# "Arctic Cooling Freezer Xtreme Rev.2" oder lieber "Cooler Master RR-920-N520-GP Hyper N520 CPU Coole



## eldon89 (21. Juni 2009)

Hallo, ich will mir einen neuen cpu-kühler zu legen, und kann mich nicht so richtig entscheiden, meine wahl momentan liegt bei diesen zwei kühler, die ich im titel schon erwähnt habe... was wördet ihr mir ratten, welchen der beiden kühler ist empfelungswerter und warum...

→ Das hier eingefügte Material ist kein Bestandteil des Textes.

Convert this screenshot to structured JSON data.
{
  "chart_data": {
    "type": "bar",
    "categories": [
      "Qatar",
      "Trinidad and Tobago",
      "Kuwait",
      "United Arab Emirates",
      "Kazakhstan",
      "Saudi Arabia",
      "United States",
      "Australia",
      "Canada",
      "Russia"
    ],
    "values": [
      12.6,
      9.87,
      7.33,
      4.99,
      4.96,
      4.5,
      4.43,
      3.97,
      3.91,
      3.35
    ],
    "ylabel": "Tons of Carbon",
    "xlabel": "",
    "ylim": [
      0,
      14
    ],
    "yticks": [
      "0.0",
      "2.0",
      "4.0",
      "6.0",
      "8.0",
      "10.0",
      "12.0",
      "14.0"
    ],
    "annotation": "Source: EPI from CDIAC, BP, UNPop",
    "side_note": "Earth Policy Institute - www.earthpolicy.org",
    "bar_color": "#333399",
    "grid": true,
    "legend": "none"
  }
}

hier noch zwei links von caseking:

arctic:
Caseking.de » CPU-Kühler » Alle CPU-Kühler » Arctic Cooling Freezer Xtreme Rev.2

cooler master:
Caseking.de » CPU-Kühler » Alle CPU-Kühler » Cooler Master RR-920-N520-GP Hyper N520 CPU Cooler

danke im voraus!

gruß
eldon89


----------



## doceddy (21. Juni 2009)

*AW: "Arctic Cooling Freezer Xtreme Rev.2" oder lieber "Cooler Master RR-920-N520-GP Hyper N520 CPU C*

Wenns unter 30€ sein soll, dann nimm lieber den Scythe Kama Angle oder den Cooler Master Hyper 212.


----------



## Cr@zed^ (21. Juni 2009)

*AW: "Arctic Cooling Freezer Xtreme Rev.2" oder lieber "Cooler Master RR-920-N520-GP Hyper N520 CPU C*

Ich kann dir vom AC Freezer Xtreme nur abraten. Ich hatte diesen Kühler für meinen Zweitrechner mitgenommen, die Kühlleistung war Anfangs auch sehr gut. Nachdem ich jedoch die CPU getauscht hatte und den Kühler erneut verbauet hatte, bemerkte ich Temperaturen um die 60°C. Meine erste Vermutung war, das der Kühler nicht richtig verbaut war. Also nochmal neu gemacht, noch schlechtere Temperaturen. Ich habe mir dann den Kühler mal genauer angeschaut und die Flügel der Befestigung hatten sich verbogen. Diese bestehen aus billigen Zinkblech und man kann sie ganz einfach von Hand verbiegen. 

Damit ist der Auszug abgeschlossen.